1. Something agreeable with Kripke is that identity statements such that there could be something similar to water but while having the characteristic feel, appearance and taste etc it is only something like fool's water similar to fools gold. (Kirpke 1972, p.128) "A substance which, though having the properties by which we originally identified water, would not in fact be water."
2. Something that I somewhat disagreed with was when he says all descriptions are such describe a certain thing such that a 'tiger' is a quadrupedal or gold is yellow. Which then there is the case where the tiger could become three legged, or the color of gold could be blue. Therefore there is the fact that though the properties of something differs, it still is that X.
3. Something that I was confused with was the section he argues that for any particular mental state, such as pain, that pain could exist without the corresponding physical state. It somewhat went over my head what he means by this on (Kripke 1972, pg 147) "the very pain I now have could have existed without being a mental state at all" compared to the other sensations.

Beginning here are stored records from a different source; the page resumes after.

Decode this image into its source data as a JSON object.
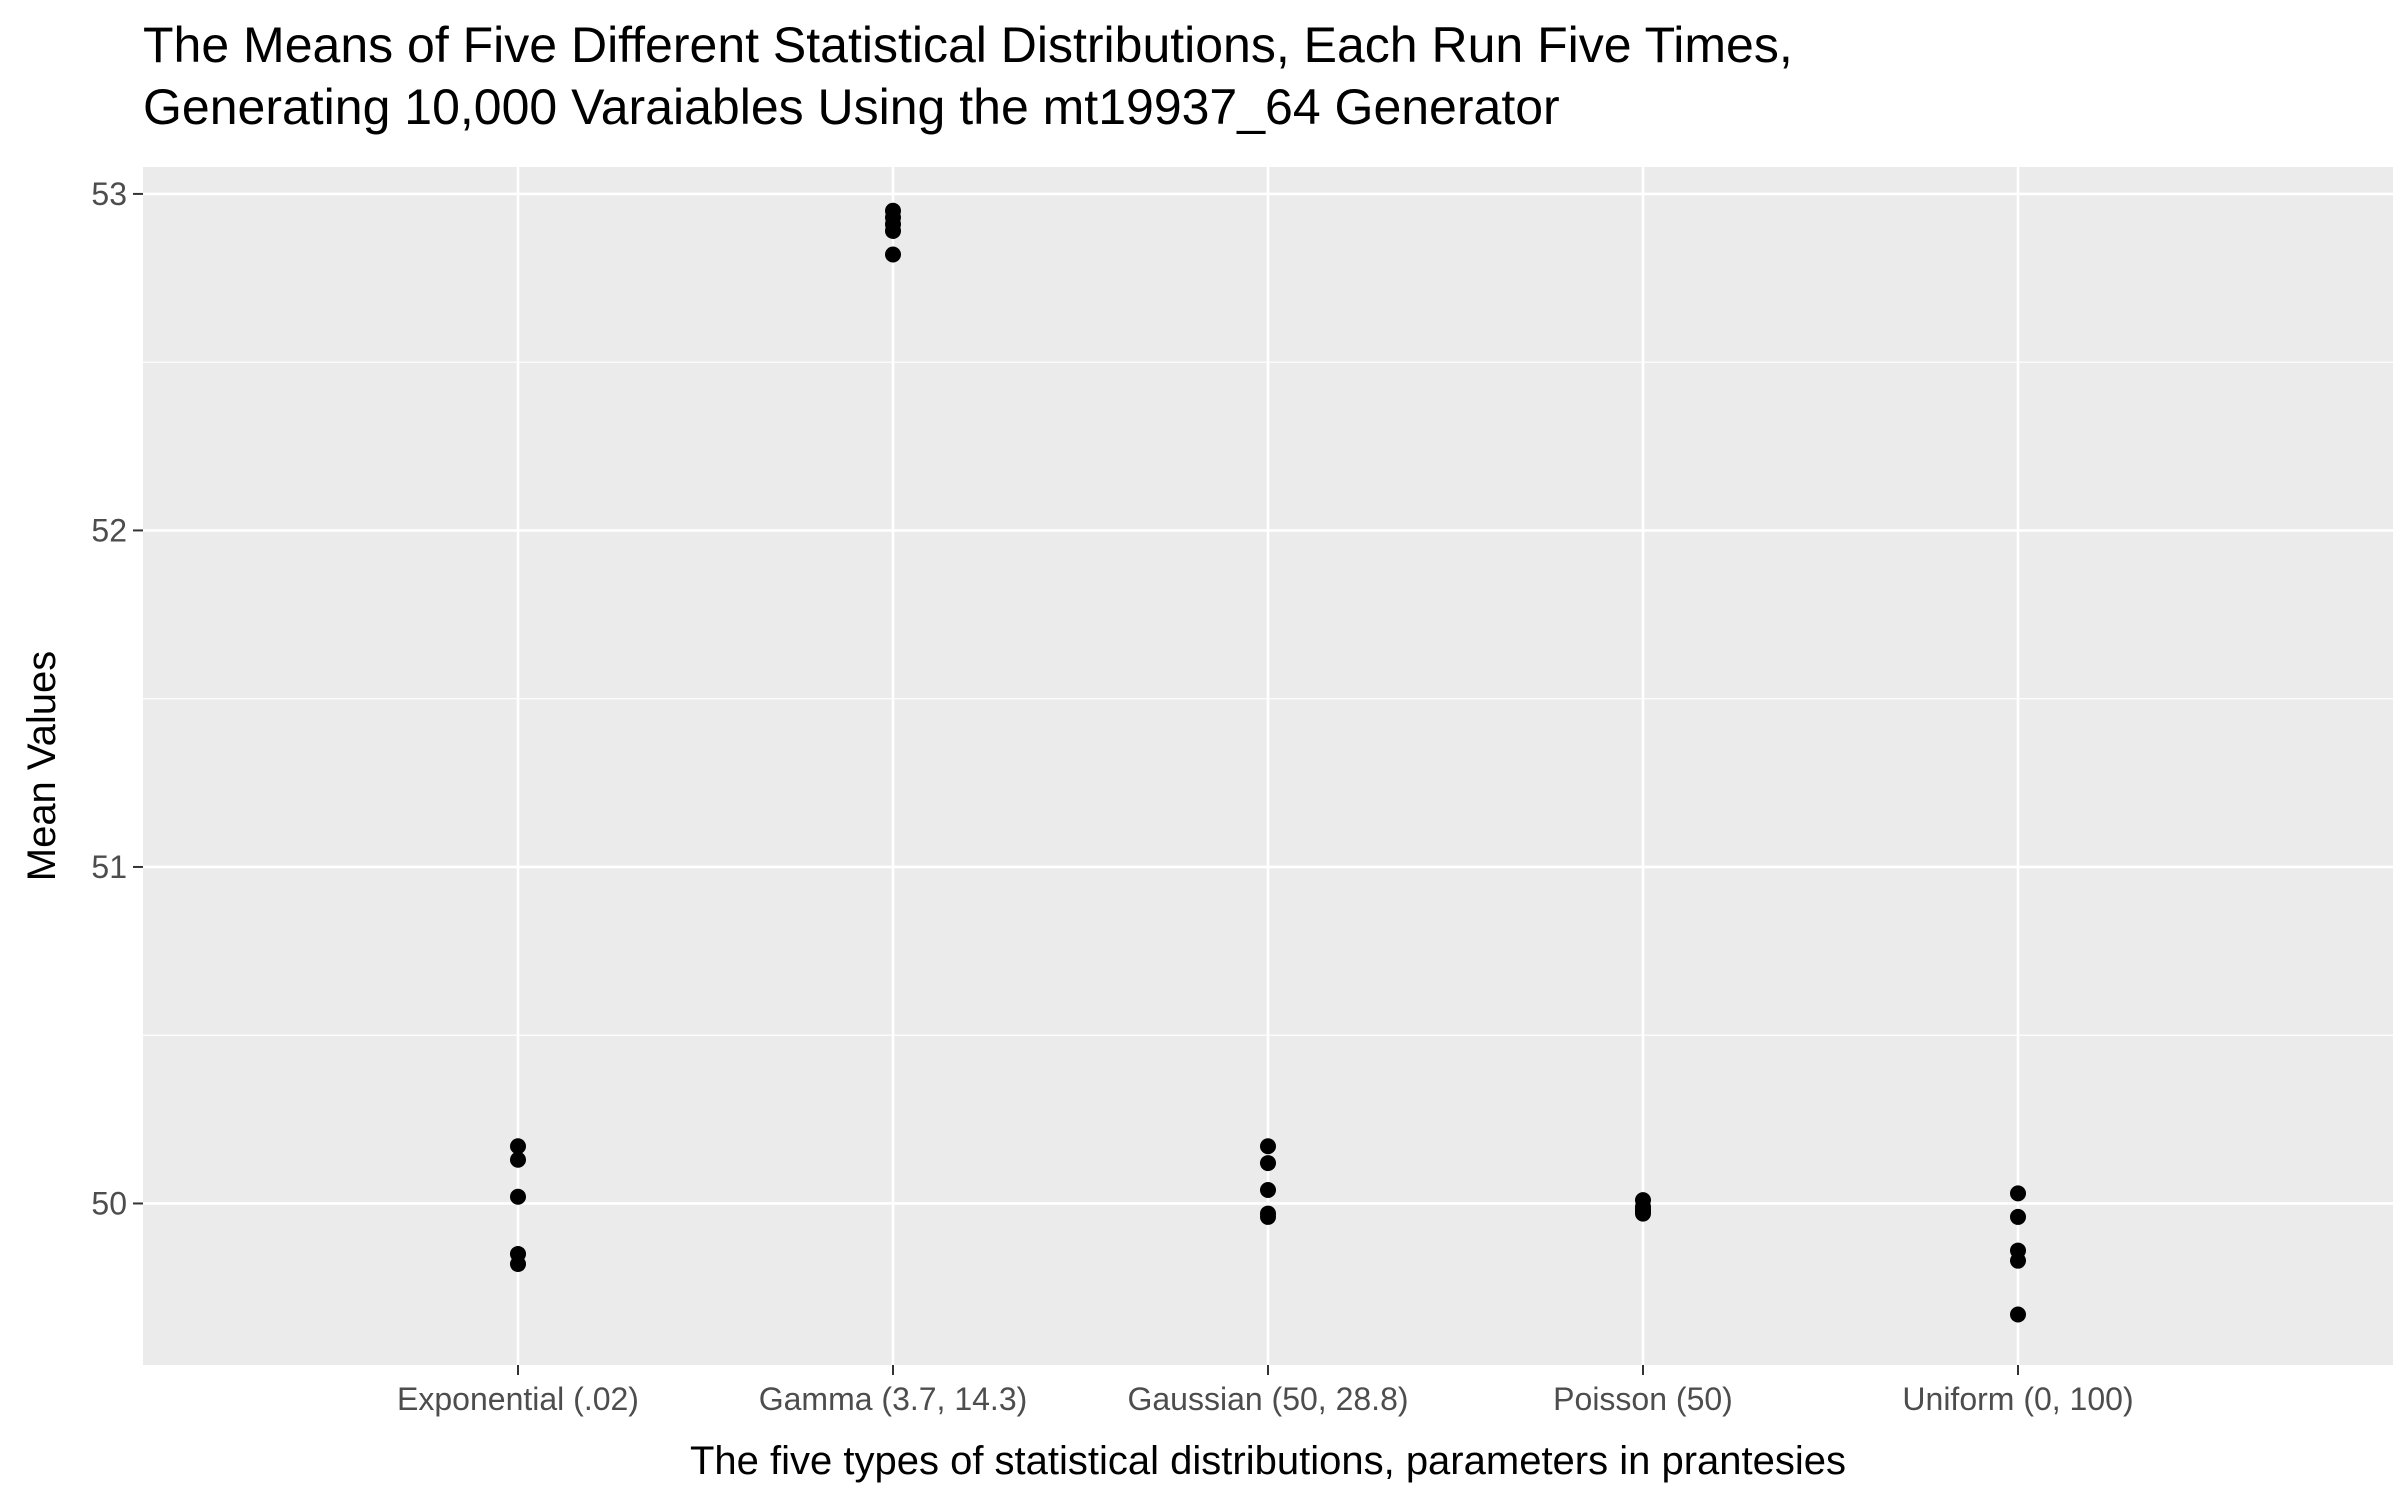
{
  "chart_data": {
    "type": "scatter",
    "title": [
      "The Means of Five Different Statistical Distributions, Each Run Five Times,",
      "Generating 10,000 Varaiables Using the mt19937_64 Generator"
    ],
    "xlabel": "The five types of statistical distributions, parameters in prantesies",
    "ylabel": "Mean Values",
    "categories": [
      "Exponential (.02)",
      "Gamma (3.7, 14.3)",
      "Gaussian (50, 28.8)",
      "Poisson (50)",
      "Uniform (0, 100)"
    ],
    "values": [
      [
        50.17,
        50.13,
        50.02,
        49.85,
        49.82
      ],
      [
        52.95,
        52.93,
        52.91,
        52.89,
        52.82
      ],
      [
        50.17,
        50.12,
        50.04,
        49.97,
        49.96
      ],
      [
        50.01,
        49.99,
        49.98,
        49.98,
        49.97
      ],
      [
        50.03,
        49.96,
        49.86,
        49.83,
        49.67
      ]
    ],
    "yticks": [
      "50",
      "51",
      "52",
      "53"
    ],
    "ylim": [
      49.52,
      53.08
    ],
    "grid": true,
    "colors": {
      "panel": "#ebebeb",
      "grid": "#ffffff",
      "point": "#000000",
      "tick_text": "#4d4d4d"
    }
  }
}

In response to your disagreement, I think pages 136-139 give a response. They present the ideas that the original sample upon which we have fixed the reference, for example of 'tiger', is subject to change, alteration, or even exclusion of deviant items. However, this does not directly answer your point that tricycle tiger is still a tiger nonetheless. I wonder if there is a flexible boundaries or a form of a accepted range of deviations which come with properties.